Since 2018, 95 per cent of people detected arriving on small boats have claimed asylum. The overall grant rate for those who arrived by small boat between 2018 and 2025 was 62 per cent, higher than the rate for asylum applicants as a whole. For Iranian applicants, around two-thirds of initial decisions in 2024 were positive – a higher approval rate than for most other top nationalities.
Convicted terrorist entered via small boat
Britain is already aware of at least one convicted terrorist who entered the country by small boat. Rebwar Hamad, a 48-year-old Iraqi national, had previously been convicted of terrorism offences in Italy. After serving his sentence there, he paid €1,200 for a place on a small boat and crossed the Channel in September 2025, following the refusal of his UK visa application. Hamad had originally been granted indefinite leave to remain in the UK before being extradited to Italy in 2020. He was sentenced to two years and three months at Canterbury Crown Court after pleading guilty to arriving without valid entry clearance.

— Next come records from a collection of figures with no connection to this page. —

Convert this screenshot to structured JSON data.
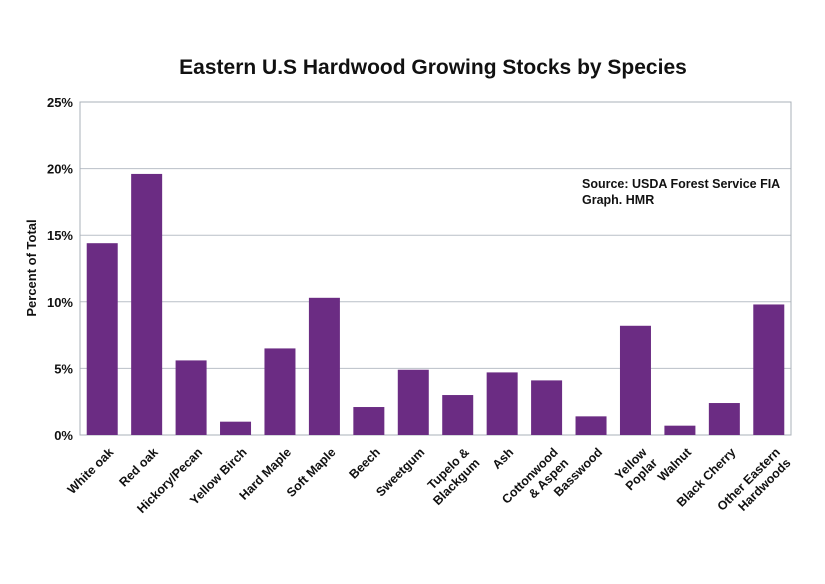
{
  "chart_data": {
    "type": "bar",
    "title": "Eastern U.S Hardwood Growing Stocks by Species",
    "xlabel": "",
    "ylabel": "Percent of Total",
    "ylim": [
      0,
      25
    ],
    "yticks": [
      0,
      5,
      10,
      15,
      20,
      25
    ],
    "ytick_labels": [
      "0%",
      "5%",
      "10%",
      "15%",
      "20%",
      "25%"
    ],
    "grid": true,
    "bar_color": "#6b2c83",
    "categories": [
      "White oak",
      "Red oak",
      "Hickory/Pecan",
      "Yellow Birch",
      "Hard Maple",
      "Soft Maple",
      "Beech",
      "Sweetgum",
      "Tupelo & Blackgum",
      "Ash",
      "Cottonwood & Aspen",
      "Basswood",
      "Yellow Poplar",
      "Walnut",
      "Black Cherry",
      "Other Eastern Hardwoods"
    ],
    "category_lines": [
      [
        "White oak"
      ],
      [
        "Red oak"
      ],
      [
        "Hickory/Pecan"
      ],
      [
        "Yellow Birch"
      ],
      [
        "Hard Maple"
      ],
      [
        "Soft Maple"
      ],
      [
        "Beech"
      ],
      [
        "Sweetgum"
      ],
      [
        "Tupelo &",
        "Blackgum"
      ],
      [
        "Ash"
      ],
      [
        "Cottonwood",
        "& Aspen"
      ],
      [
        "Basswood"
      ],
      [
        "Yellow",
        "Poplar"
      ],
      [
        "Walnut"
      ],
      [
        "Black Cherry"
      ],
      [
        "Other Eastern",
        "Hardwoods"
      ]
    ],
    "values": [
      14.4,
      19.6,
      5.6,
      1.0,
      6.5,
      10.3,
      2.1,
      4.9,
      3.0,
      4.7,
      4.1,
      1.4,
      8.2,
      0.7,
      2.4,
      9.8
    ],
    "annotation": {
      "line1": "Source: USDA Forest Service FIA",
      "line2": "Graph. HMR"
    }
  }
}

Separately, a Kuwaiti national, Abdullah Albadri, is on trial at the Old Bailey accused of planning a terrorist attack. Prosecutors allege he attempted to force entry into the Israeli embassy in April 2025, carrying knives and a “martyrdom note”. He first entered the UK by small boat in August 2021 and returned again in April 2025. Albadri denies preparing terrorist acts and possessing knives, claiming he was homeless and the knives were for personal use.

Reform UK’s home affairs spokesman, Zia Yusuf, has alleged that “military aged Iranian men are streaming across the Channel. Some almost certainly IRGC operatives.” He linked this to recent arson attacks on synagogues in London, saying the failure to stop the small boats crisis is a “real and active threat” to national security. The UK’s independent reviewer of terrorism legislation, Jonathan Hall, has suggested Tehran is masterminding these attacks.
The suspect in the Golders Green knife attack – a Somali-born British national – was referred to the Prevent counter-extremism scheme in 2020, but his case was closed within six weeks. Police are treating the attack as terrorism and investigating whether the suspect was targeting Jewish people. Two men were admitted to hospital following the attack.
The Government has introduced new counter-terror style powers to seize the phones of migrants arriving by small boat, as part of the Border Security, Asylum and Immigration Bill, in an effort to disrupt people-smuggling networks. Home Secretary Shabana Mahmood has described the asylum system as “broken” and introduced sweeping reforms she says are the biggest in modern history, aimed at deterring small boat crossings and making it easier to remove people. She has accused Nigel Farage of using dog-whistle politics, saying her own family has faced racial abuse, and told him he can “frankly sod off”.
GB News has approached the Home Office for comment.